Sebagai muslim yang taat, sudah patut bagi kita untuk mengikuti apa yang diperintah oleh syariat islam dan meninggalkan apa yang dilarang oleh syariat islam juga. Namun dalam menjalakan syariat islam, bukan berarti seorang muslim harus meniru Allah Swt atau meniru semua apa yang dilakukan oleh Rasulullah saw.
Dalam pengajian rutin kitab Tafsir Jalalain di Yogyakarta pada surat Shod ayat 48-88 yang diampu oleh K.H Bahaudin Nursalim atau lebih dikenal dengan Gus Baha, beliau menyampaikan bahwa dalam menjalankan syariat agama islam kita harus mengikuti mahluk (bukan kholiq) yaitu para nabi, yang kemudian diteruskan oleh para ulama.
“Untuk menuju jalannya Allah, mau tidak mau kita harus meniru mahluk. Maka keliru jika ada orang yang bilang dikit-dikit ikut Pengeran (Allah), (karena) Pengeran itu tidak makan dan tidak minum,” ucap Gus Baha.
Hal tersebut dapat kita cermati dalam surat al-Fatihah pada ayat ke tujuh, disebutkan bahwa ketika kita berdoa dengan surat al-Fatihah, kita meminta jalan yang lurus kepada Allah Swt melalui jalan orang-orang yang telah diberi nikmat oleh Allah Swt,
اِهْدِنَا الصِّرَاطَ الْمُسْتَقِيْمَ ۙ صِرَاطَ الَّذِينَ أَنْعَمْتَ عَلَيْهِمْ غَيْرِ الْمَغْضُوبِ عَلَيْهِمْ وَلَا الضَّالِّينَ
“Tunjukkanlah kepada kami jalan yang lurus, (yaitu) jalan orang-orang yang telah Engkau beri nikmat kepadanya, bukan (jalan) mereka (yang) dimurkai, dan bukan (pula jalan) mereka yang tersesat”.
Menurut Gus Baha, lafaz shirothol ladzina an’amta ‘alaihim harusnya diganti dengan lafaz shirotoka yang berarti “jalan Engkau (Allah)”, andai orang islam diwajibkan untuk meniru Allah Swt secara langsung. Akan tetapi Allah Swt memerintahkan kepada kita untuk meniru orang-orang yang saleh. Karena Allah Swt memiliki sifat yang berbeda dengan mahluk dan tidak boleh ditiru, seperti dalam surat as-Syura ayat 11,
لَيْسَ كَمِثْلِهِ شَىءٌ
“Dia (Allah) tidak menyerupai sesuatupun dari makhluk-Nya (dalam semua hal)”.
Selain itu, Gus Baha juga menuturkan bahwa kita sebagai seorang muslim tidak boleh asal berkata “kita ini mengikuti Nabi”. Mengapa demikian, karena Nabi Muhammad saw itu akan selalu berada dalam kebenaran, tetapi sebuah riwayat yang dinisbatkan kepada beliau belum tentu benar.

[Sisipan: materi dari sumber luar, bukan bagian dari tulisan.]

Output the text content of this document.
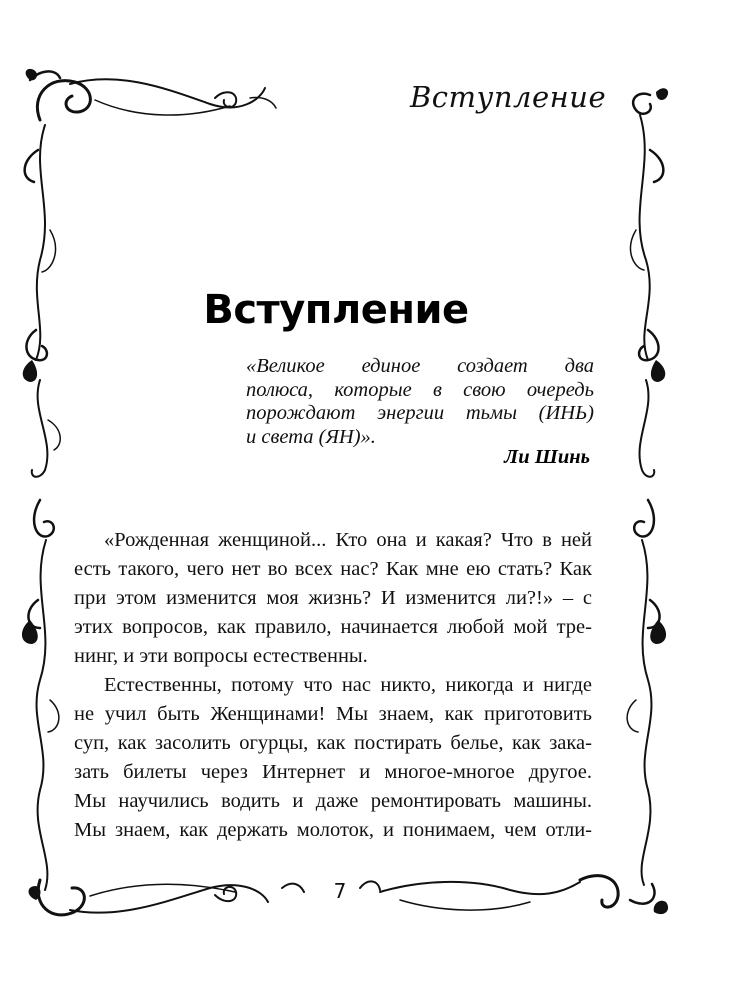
Вступление
Вступление

«Великое единое создает два
полюса, которые в свою очередь
порождают энергии тьмы (ИНЬ)
и света (ЯН)».

Ли Шинь

«Рожденная женщиной... Кто она и какая? Что в ней
есть такого, чего нет во всех нас? Как мне ею стать? Как
при этом изменится моя жизнь? И изменится ли?!» – с
этих вопросов, как правило, начинается любой мой тре-
нинг, и эти вопросы естественны.

Естественны, потому что нас никто, никогда и нигде
не учил быть Женщинами! Мы знаем, как приготовить
суп, как засолить огурцы, как постирать белье, как зака-
зать билеты через Интернет и многое-многое другое.
Мы научились водить и даже ремонтировать машины.
Мы знаем, как держать молоток, и понимаем, чем отли-

7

Kemudian, misalnya riwayat tersebut memang benar dari Nabi Muhammad saw, makna yang dipahami seseorang itu belum tentu benar atau tidak, karena bisa saja salah.
“Misalnya kamu bisa meniru Nabi, (dalam) salat qobliyah-nya. (Salat) qobliyahnya mengikuti Nabi, cingkrangnya meniru Nabi, (salat) ba’diyahnya meniru Nabi. Nanti kalau tidak ada riwayat, Nabi itu hidupnya di Makkah dan Madinah, kenapa kamu tidak hidup di Mekkah dan Madinah?” tutur Gus Baha yang disambut gelak tawa para jemaat.
Dalam memahami apa saja yang boleh ditiru Nabi Muhammad saw, dibutuhkan para ulama yang mempunyai kapasitas dalam berijtihad. Jika saja tanpa ulama, umat islam saat ini tentu tidak akan memiliki mata rantai keilmuaan yang sampai pada Nabi Muhammad saw.
“Andaikan sunnah rasul dimaknai secara sepihak, maka harus hidup di Madinah. Maka jika ada orang islam yang tidak pernah ke Madinah, (dia) akan dianggap tidak mengikuti sunnah rasul,” jelas Gus baha.
Dalam mukadimah kitab Shohih Muslim, Abdullah bin al-Mubarok berkata tentang pentingnya sanad atau ketersambungan suatu ilmu,
الإسناد من الدين ولولا الإسناد لقال من شاء ماشاء عن عبدالله بن المبارك رضي الله عنه أنه قال:
“Dari Abdullah bin al-Mubarok, dia berkata: sanad itu sebagian dari agama. Jika tidak ada sanad, sungguh seseorang akan berkata apa saja yang dia kehendaki”. Wallahu a’lam.